Because of the nature of the applications and standards, a class of exotic attacks—side-channel attacks—becomes more significant in lightweight cryptography. Side-channel attacks use side effects of a cryptographic implementation, such as timing, power consumption, and electromagnetic emissions, to discover sensitive information about the implementation itself.
The key sizes and other parameters of lightweight implementations are smaller than in conventional, heavyweight implementations, so an attacker who can collect large amounts of data from an encrypted device and analyze it with brute-force methods offline on more capable hardware will have a better chance of success with lightweight than with heavyweight applications.
There is research that explains how resistance to side-channel attacks works. The NIST requirements call for how to protect against these forms of attacks.
There is a similar problem with what are called fault attacks, which induce crashes and other errors into computation to learn about program behavior and are especially at issue when the attacker has physical access to the device. The requirements also call for resistance to fault attacks.
Hash functions are all over cryptography and used for a variety of purposes. A hash function takes a variable-length string of data as input and outputs a fixed-size value, known as a digest or hash. The same input string will always generate the same output hash, and even a small change in the input will cause a significant change in the output. It should be computationally infeasible to construct a second input that will hash out to the same value. So hashes are often used as proxies for the input text, especially in asymmetric cryptography.

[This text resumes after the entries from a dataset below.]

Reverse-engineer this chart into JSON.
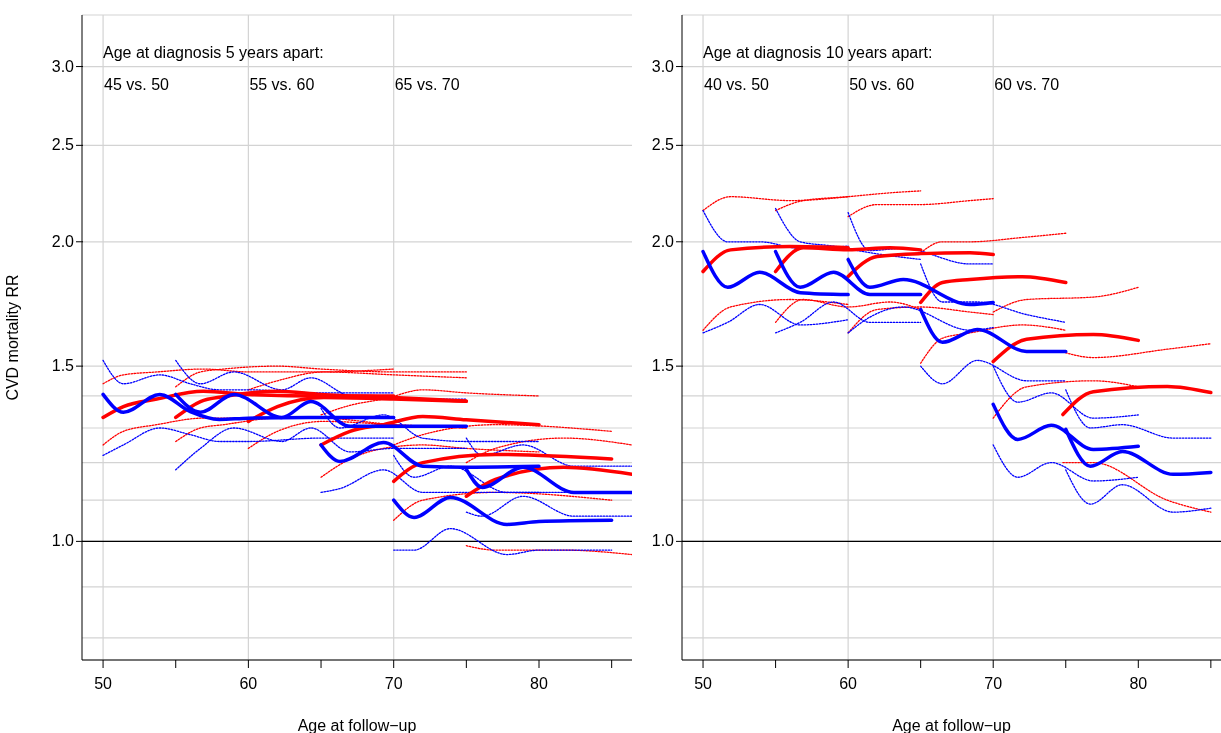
{
  "chart_data": [
    {
      "type": "line",
      "ylabel": "CVD mortality RR",
      "xlabel": "Age at follow−up",
      "annotations": [
        "Age at diagnosis 5 years apart:"
      ],
      "log": "y",
      "grid": "y",
      "legend": false,
      "xlim": [
        48.55,
        86.4
      ],
      "ylim": [
        0.76,
        3.38
      ],
      "xticks": [
        50,
        {
          "value": 55,
          "label": null
        },
        60,
        {
          "value": 65,
          "label": null
        },
        70,
        {
          "value": 75,
          "label": null
        },
        80,
        {
          "value": 85,
          "label": null
        }
      ],
      "yticks": [
        {
          "value": 0.8,
          "label": null
        },
        {
          "value": 0.9,
          "label": null
        },
        {
          "value": 1,
          "label": "1.0"
        },
        {
          "value": 1.1,
          "label": null
        },
        {
          "value": 1.2,
          "label": null
        },
        {
          "value": 1.3,
          "label": null
        },
        {
          "value": 1.4,
          "label": null
        },
        {
          "value": 1.5,
          "label": "1.5"
        },
        {
          "value": 2,
          "label": "2.0"
        },
        {
          "value": 2.5,
          "label": "2.5"
        },
        {
          "value": 3,
          "label": "3.0"
        }
      ],
      "ref_lines": [
        {
          "axis": "x",
          "value": 50,
          "label": "45 vs. 50",
          "color": "#d3d3d3"
        },
        {
          "axis": "x",
          "value": 60,
          "label": "55 vs. 60",
          "color": "#d3d3d3"
        },
        {
          "axis": "x",
          "value": 70,
          "label": "65 vs. 70",
          "color": "#d3d3d3"
        },
        {
          "axis": "y",
          "value": 1,
          "color": "#000000"
        }
      ],
      "series": [
        {
          "color": "#ff0000",
          "line_style": "dotted",
          "x": [
            50,
            51.4,
            53.7,
            56.9,
            60,
            65,
            70
          ],
          "values": [
            1.44,
            1.47,
            1.48,
            1.49,
            1.48,
            1.48,
            1.49
          ]
        },
        {
          "color": "#ff0000",
          "line_style": "dotted",
          "x": [
            50,
            51.4,
            53.7,
            56.9,
            60,
            65,
            70
          ],
          "values": [
            1.25,
            1.29,
            1.31,
            1.33,
            1.33,
            1.33,
            1.33
          ]
        },
        {
          "color": "#ff0000",
          "line_style": "dotted",
          "x": [
            55,
            56.7,
            58.3,
            62,
            65,
            70,
            75
          ],
          "values": [
            1.43,
            1.48,
            1.49,
            1.5,
            1.49,
            1.48,
            1.48
          ]
        },
        {
          "color": "#ff0000",
          "line_style": "dotted",
          "x": [
            55,
            56.7,
            58.3,
            62,
            65,
            70,
            75
          ],
          "values": [
            1.26,
            1.3,
            1.31,
            1.33,
            1.33,
            1.31,
            1.3
          ]
        },
        {
          "color": "#ff0000",
          "line_style": "dotted",
          "x": [
            60,
            62,
            65.2,
            70,
            75
          ],
          "values": [
            1.42,
            1.45,
            1.48,
            1.47,
            1.46
          ]
        },
        {
          "color": "#ff0000",
          "line_style": "dotted",
          "x": [
            60,
            62,
            65.2,
            70,
            75
          ],
          "values": [
            1.24,
            1.29,
            1.32,
            1.31,
            1.3
          ]
        },
        {
          "color": "#ff0000",
          "line_style": "dotted",
          "x": [
            65,
            67,
            69.3,
            72,
            75,
            80
          ],
          "values": [
            1.34,
            1.37,
            1.39,
            1.42,
            1.41,
            1.4
          ]
        },
        {
          "color": "#ff0000",
          "line_style": "dotted",
          "x": [
            65,
            67,
            69.3,
            72,
            75,
            80
          ],
          "values": [
            1.16,
            1.21,
            1.24,
            1.25,
            1.24,
            1.23
          ]
        },
        {
          "color": "#ff0000",
          "line_style": "dotted",
          "x": [
            70,
            72,
            77,
            85
          ],
          "values": [
            1.25,
            1.28,
            1.31,
            1.29
          ]
        },
        {
          "color": "#ff0000",
          "line_style": "dotted",
          "x": [
            70,
            72,
            77,
            85
          ],
          "values": [
            1.05,
            1.1,
            1.12,
            1.1
          ]
        },
        {
          "color": "#ff0000",
          "line_style": "dotted",
          "x": [
            75,
            77,
            81.7,
            86.4
          ],
          "values": [
            1.2,
            1.24,
            1.27,
            1.25
          ]
        },
        {
          "color": "#ff0000",
          "line_style": "dotted",
          "x": [
            75,
            77,
            81.7,
            86.4
          ],
          "values": [
            0.99,
            0.98,
            0.98,
            0.97
          ]
        },
        {
          "color": "#0000ff",
          "line_style": "dotted",
          "x": [
            50,
            51.4,
            53.9,
            56,
            58,
            60,
            65,
            70
          ],
          "values": [
            1.52,
            1.44,
            1.47,
            1.44,
            1.42,
            1.42,
            1.41,
            1.41
          ]
        },
        {
          "color": "#0000ff",
          "line_style": "dotted",
          "x": [
            50,
            51.4,
            53.9,
            56,
            58,
            60,
            65,
            70
          ],
          "values": [
            1.22,
            1.25,
            1.3,
            1.28,
            1.26,
            1.26,
            1.27,
            1.27
          ]
        },
        {
          "color": "#0000ff",
          "line_style": "dotted",
          "x": [
            55,
            56.7,
            59,
            62.3,
            64.3,
            67,
            70,
            75
          ],
          "values": [
            1.52,
            1.44,
            1.48,
            1.42,
            1.46,
            1.4,
            1.39,
            1.39
          ]
        },
        {
          "color": "#0000ff",
          "line_style": "dotted",
          "x": [
            55,
            56.7,
            59,
            62.3,
            64.3,
            67,
            70,
            75
          ],
          "values": [
            1.18,
            1.24,
            1.3,
            1.26,
            1.3,
            1.23,
            1.24,
            1.24
          ]
        },
        {
          "color": "#0000ff",
          "line_style": "dotted",
          "x": [
            65,
            66.3,
            69.3,
            72,
            75,
            80
          ],
          "values": [
            1.36,
            1.3,
            1.34,
            1.27,
            1.26,
            1.26
          ]
        },
        {
          "color": "#0000ff",
          "line_style": "dotted",
          "x": [
            65,
            66.3,
            69.3,
            72,
            75,
            80
          ],
          "values": [
            1.12,
            1.13,
            1.18,
            1.12,
            1.12,
            1.12
          ]
        },
        {
          "color": "#0000ff",
          "line_style": "dotted",
          "x": [
            70,
            71.4,
            73.9,
            77.8,
            80,
            85
          ],
          "values": [
            1.22,
            1.16,
            1.19,
            1.12,
            1.12,
            1.12
          ]
        },
        {
          "color": "#0000ff",
          "line_style": "dotted",
          "x": [
            70,
            71.4,
            73.9,
            77.8,
            80,
            85
          ],
          "values": [
            0.98,
            0.98,
            1.03,
            0.97,
            0.98,
            0.98
          ]
        },
        {
          "color": "#0000ff",
          "line_style": "dotted",
          "x": [
            75,
            76.1,
            78.9,
            82.4,
            86.4
          ],
          "values": [
            1.27,
            1.22,
            1.25,
            1.19,
            1.19
          ]
        },
        {
          "color": "#0000ff",
          "line_style": "dotted",
          "x": [
            75,
            76.1,
            78.9,
            82.4,
            86.4
          ],
          "values": [
            1.07,
            1.06,
            1.11,
            1.06,
            1.06
          ]
        },
        {
          "color": "#ff0000",
          "x": [
            50,
            51.4,
            53.7,
            56.9,
            60,
            65,
            70
          ],
          "values": [
            1.332,
            1.366,
            1.39,
            1.415,
            1.405,
            1.4,
            1.4
          ]
        },
        {
          "color": "#ff0000",
          "x": [
            55,
            56.7,
            58.3,
            62,
            65,
            70,
            75
          ],
          "values": [
            1.332,
            1.382,
            1.398,
            1.415,
            1.405,
            1.395,
            1.383
          ]
        },
        {
          "color": "#ff0000",
          "x": [
            60,
            62,
            65.2,
            70,
            75
          ],
          "values": [
            1.32,
            1.366,
            1.395,
            1.39,
            1.383
          ]
        },
        {
          "color": "#ff0000",
          "x": [
            65,
            67,
            69.3,
            72,
            75,
            80
          ],
          "values": [
            1.25,
            1.29,
            1.31,
            1.335,
            1.325,
            1.31
          ]
        },
        {
          "color": "#ff0000",
          "x": [
            70,
            72,
            77,
            85
          ],
          "values": [
            1.149,
            1.2,
            1.223,
            1.21
          ]
        },
        {
          "color": "#ff0000",
          "x": [
            75,
            77,
            81.7,
            86.4
          ],
          "values": [
            1.11,
            1.154,
            1.187,
            1.168
          ]
        },
        {
          "color": "#0000ff",
          "x": [
            50,
            51.4,
            53.9,
            56,
            58,
            60,
            65,
            70
          ],
          "values": [
            1.405,
            1.348,
            1.405,
            1.35,
            1.326,
            1.33,
            1.332,
            1.332
          ]
        },
        {
          "color": "#0000ff",
          "x": [
            55,
            56.7,
            59,
            62.3,
            64.3,
            67,
            70,
            75
          ],
          "values": [
            1.405,
            1.348,
            1.405,
            1.332,
            1.382,
            1.305,
            1.305,
            1.305
          ]
        },
        {
          "color": "#0000ff",
          "x": [
            65,
            66.3,
            69.3,
            72,
            75,
            80
          ],
          "values": [
            1.25,
            1.203,
            1.257,
            1.19,
            1.187,
            1.19
          ]
        },
        {
          "color": "#0000ff",
          "x": [
            70,
            71.4,
            73.9,
            77.8,
            80,
            85
          ],
          "values": [
            1.1,
            1.057,
            1.107,
            1.04,
            1.047,
            1.05
          ]
        },
        {
          "color": "#0000ff",
          "x": [
            75,
            76.1,
            78.9,
            82.4,
            86.4
          ],
          "values": [
            1.181,
            1.133,
            1.187,
            1.12,
            1.12
          ]
        }
      ]
    },
    {
      "type": "line",
      "xlabel": "Age at follow−up",
      "annotations": [
        "Age at diagnosis 10 years apart:"
      ],
      "log": "y",
      "grid": "y",
      "legend": false,
      "xlim": [
        48.55,
        85.7
      ],
      "ylim": [
        0.76,
        3.38
      ],
      "xticks": [
        50,
        {
          "value": 55,
          "label": null
        },
        60,
        {
          "value": 65,
          "label": null
        },
        70,
        {
          "value": 75,
          "label": null
        },
        80,
        {
          "value": 85,
          "label": null
        }
      ],
      "yticks": [
        {
          "value": 0.8,
          "label": null
        },
        {
          "value": 0.9,
          "label": null
        },
        {
          "value": 1,
          "label": "1.0"
        },
        {
          "value": 1.1,
          "label": null
        },
        {
          "value": 1.2,
          "label": null
        },
        {
          "value": 1.3,
          "label": null
        },
        {
          "value": 1.4,
          "label": null
        },
        {
          "value": 1.5,
          "label": "1.5"
        },
        {
          "value": 2,
          "label": "2.0"
        },
        {
          "value": 2.5,
          "label": "2.5"
        },
        {
          "value": 3,
          "label": "3.0"
        }
      ],
      "ref_lines": [
        {
          "axis": "x",
          "value": 50,
          "label": "40 vs. 50",
          "color": "#d3d3d3"
        },
        {
          "axis": "x",
          "value": 60,
          "label": "50 vs. 60",
          "color": "#d3d3d3"
        },
        {
          "axis": "x",
          "value": 70,
          "label": "60 vs. 70",
          "color": "#d3d3d3"
        },
        {
          "axis": "y",
          "value": 1,
          "color": "#000000"
        }
      ],
      "series": [
        {
          "color": "#ff0000",
          "line_style": "dotted",
          "x": [
            50,
            51.9,
            56,
            60
          ],
          "values": [
            2.15,
            2.22,
            2.2,
            2.22
          ]
        },
        {
          "color": "#ff0000",
          "line_style": "dotted",
          "x": [
            50,
            51.9,
            56,
            60
          ],
          "values": [
            1.63,
            1.72,
            1.75,
            1.73
          ]
        },
        {
          "color": "#ff0000",
          "line_style": "dotted",
          "x": [
            55,
            56.9,
            60,
            62.9,
            65
          ],
          "values": [
            2.15,
            2.2,
            2.22,
            2.24,
            2.25
          ]
        },
        {
          "color": "#ff0000",
          "line_style": "dotted",
          "x": [
            55,
            56.9,
            60,
            62.9,
            65
          ],
          "values": [
            1.66,
            1.75,
            1.72,
            1.74,
            1.71
          ]
        },
        {
          "color": "#ff0000",
          "line_style": "dotted",
          "x": [
            60,
            62,
            65,
            68.4,
            70
          ],
          "values": [
            2.12,
            2.18,
            2.18,
            2.2,
            2.21
          ]
        },
        {
          "color": "#ff0000",
          "line_style": "dotted",
          "x": [
            60,
            62,
            65,
            68.4,
            70
          ],
          "values": [
            1.62,
            1.71,
            1.72,
            1.7,
            1.69
          ]
        },
        {
          "color": "#ff0000",
          "line_style": "dotted",
          "x": [
            65,
            66.5,
            68.4,
            72,
            75
          ],
          "values": [
            1.95,
            2,
            2,
            2.02,
            2.04
          ]
        },
        {
          "color": "#ff0000",
          "line_style": "dotted",
          "x": [
            65,
            66.5,
            68.4,
            72,
            75
          ],
          "values": [
            1.51,
            1.6,
            1.62,
            1.65,
            1.63
          ]
        },
        {
          "color": "#ff0000",
          "line_style": "dotted",
          "x": [
            70,
            72.3,
            76.9,
            80
          ],
          "values": [
            1.7,
            1.75,
            1.76,
            1.8
          ]
        },
        {
          "color": "#ff0000",
          "line_style": "dotted",
          "x": [
            70,
            72.3,
            76.9,
            80
          ],
          "values": [
            1.33,
            1.43,
            1.45,
            1.43
          ]
        },
        {
          "color": "#ff0000",
          "line_style": "dotted",
          "x": [
            74.8,
            76.9,
            82,
            85
          ],
          "values": [
            1.55,
            1.53,
            1.56,
            1.58
          ]
        },
        {
          "color": "#ff0000",
          "line_style": "dotted",
          "x": [
            74.8,
            76.9,
            82,
            85
          ],
          "values": [
            1.2,
            1.2,
            1.1,
            1.07
          ]
        },
        {
          "color": "#0000ff",
          "line_style": "dotted",
          "x": [
            50,
            51.7,
            53.9,
            56.7,
            60
          ],
          "values": [
            2.15,
            2,
            2,
            1.97,
            1.98
          ]
        },
        {
          "color": "#0000ff",
          "line_style": "dotted",
          "x": [
            50,
            51.7,
            53.9,
            56.7,
            60
          ],
          "values": [
            1.62,
            1.66,
            1.73,
            1.65,
            1.67
          ]
        },
        {
          "color": "#0000ff",
          "line_style": "dotted",
          "x": [
            55,
            56.7,
            59,
            61.5,
            65
          ],
          "values": [
            2.16,
            2,
            1.98,
            1.95,
            1.92
          ]
        },
        {
          "color": "#0000ff",
          "line_style": "dotted",
          "x": [
            55,
            56.7,
            59,
            61.5,
            65
          ],
          "values": [
            1.62,
            1.66,
            1.74,
            1.66,
            1.66
          ]
        },
        {
          "color": "#0000ff",
          "line_style": "dotted",
          "x": [
            60,
            61.5,
            63.8,
            68.4,
            70
          ],
          "values": [
            2.14,
            1.96,
            1.97,
            1.9,
            1.9
          ]
        },
        {
          "color": "#0000ff",
          "line_style": "dotted",
          "x": [
            60,
            61.5,
            63.8,
            68.4,
            70
          ],
          "values": [
            1.62,
            1.68,
            1.72,
            1.63,
            1.64
          ]
        },
        {
          "color": "#0000ff",
          "line_style": "dotted",
          "x": [
            65,
            66.5,
            68.9,
            72.3,
            75
          ],
          "values": [
            1.9,
            1.74,
            1.74,
            1.69,
            1.66
          ]
        },
        {
          "color": "#0000ff",
          "line_style": "dotted",
          "x": [
            65,
            66.5,
            68.9,
            72.3,
            75
          ],
          "values": [
            1.5,
            1.44,
            1.52,
            1.45,
            1.45
          ]
        },
        {
          "color": "#0000ff",
          "line_style": "dotted",
          "x": [
            70,
            71.7,
            74,
            76.9,
            80
          ],
          "values": [
            1.5,
            1.38,
            1.41,
            1.33,
            1.34
          ]
        },
        {
          "color": "#0000ff",
          "line_style": "dotted",
          "x": [
            70,
            71.7,
            74,
            76.9,
            80
          ],
          "values": [
            1.25,
            1.16,
            1.2,
            1.15,
            1.16
          ]
        },
        {
          "color": "#0000ff",
          "line_style": "dotted",
          "x": [
            75,
            76.7,
            78.9,
            82.4,
            85
          ],
          "values": [
            1.42,
            1.3,
            1.31,
            1.27,
            1.27
          ]
        },
        {
          "color": "#0000ff",
          "line_style": "dotted",
          "x": [
            75,
            76.7,
            78.9,
            82.4,
            85
          ],
          "values": [
            1.18,
            1.09,
            1.14,
            1.07,
            1.08
          ]
        },
        {
          "color": "#ff0000",
          "x": [
            50,
            51.9,
            56,
            60
          ],
          "values": [
            1.867,
            1.963,
            1.978,
            1.973
          ]
        },
        {
          "color": "#ff0000",
          "x": [
            55,
            56.9,
            60,
            62.9,
            65
          ],
          "values": [
            1.867,
            1.973,
            1.963,
            1.973,
            1.963
          ]
        },
        {
          "color": "#ff0000",
          "x": [
            60,
            62,
            65,
            68.4,
            70
          ],
          "values": [
            1.846,
            1.933,
            1.946,
            1.95,
            1.942
          ]
        },
        {
          "color": "#ff0000",
          "x": [
            65,
            66.5,
            68.4,
            72,
            75
          ],
          "values": [
            1.738,
            1.82,
            1.833,
            1.845,
            1.82
          ]
        },
        {
          "color": "#ff0000",
          "x": [
            70,
            72.3,
            76.9,
            80
          ],
          "values": [
            1.516,
            1.596,
            1.614,
            1.592
          ]
        },
        {
          "color": "#ff0000",
          "x": [
            74.8,
            76.9,
            82,
            85
          ],
          "values": [
            1.341,
            1.414,
            1.431,
            1.411
          ]
        },
        {
          "color": "#0000ff",
          "x": [
            50,
            51.7,
            53.9,
            56.7,
            60
          ],
          "values": [
            1.955,
            1.8,
            1.864,
            1.778,
            1.77
          ]
        },
        {
          "color": "#0000ff",
          "x": [
            55,
            56.7,
            59,
            61.5,
            65
          ],
          "values": [
            1.955,
            1.8,
            1.864,
            1.77,
            1.77
          ]
        },
        {
          "color": "#0000ff",
          "x": [
            60,
            61.5,
            63.8,
            68.4,
            70
          ],
          "values": [
            1.92,
            1.8,
            1.833,
            1.73,
            1.738
          ]
        },
        {
          "color": "#0000ff",
          "x": [
            65,
            66.5,
            68.9,
            72.3,
            75
          ],
          "values": [
            1.71,
            1.585,
            1.633,
            1.552,
            1.552
          ]
        },
        {
          "color": "#0000ff",
          "x": [
            70,
            71.7,
            74,
            76.9,
            80
          ],
          "values": [
            1.373,
            1.266,
            1.308,
            1.237,
            1.246
          ]
        },
        {
          "color": "#0000ff",
          "x": [
            75,
            76.7,
            78.9,
            82.4,
            85
          ],
          "values": [
            1.296,
            1.19,
            1.231,
            1.168,
            1.173
          ]
        }
      ]
    }
  ]
}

The dominant mainstream hash function now is SHA-2 (for Secure Hash Algorithm), and a SHA-3 function was standardized several years ago. But both have internal state requirements that are likely to exceed those in constrained devices. Thus, NIST is calling for new proposals for those devices.
Round 1 candidates
There was a lot of interest from the community regarding the new standards. After filtering out the ones that, for one reason or another, did not meet the requirements, there were 56 candidates left.
The candidates show a wide variety of approaches and claims as well as some amusing names, like Elephant, Liliput, and Thank Goodness It’s Friday (TGIF).
So where are we?
Don’t be surprised if many of the candidates see approval in one form or another. The applications envisioned for these standards are highly varied, and the requirements are context-sensitive. It’s still early, but NIST may want to give developers many tools and allow them to make their own design trade-offs.
If you’re a conventional IT technologist, it’s unlikely that you’ll deal directly with lightweight cryptography for implementation any time soon. But the security of everything is at issue these days, and you should expect to see more and more complicated devices and wonder if they are being properly secured. If they are, lightweight cryptography may be playing a role.
I would like to thank Kerry McKay of NIST for helping me understand the issues and processes in lightweight cryptography and the working group.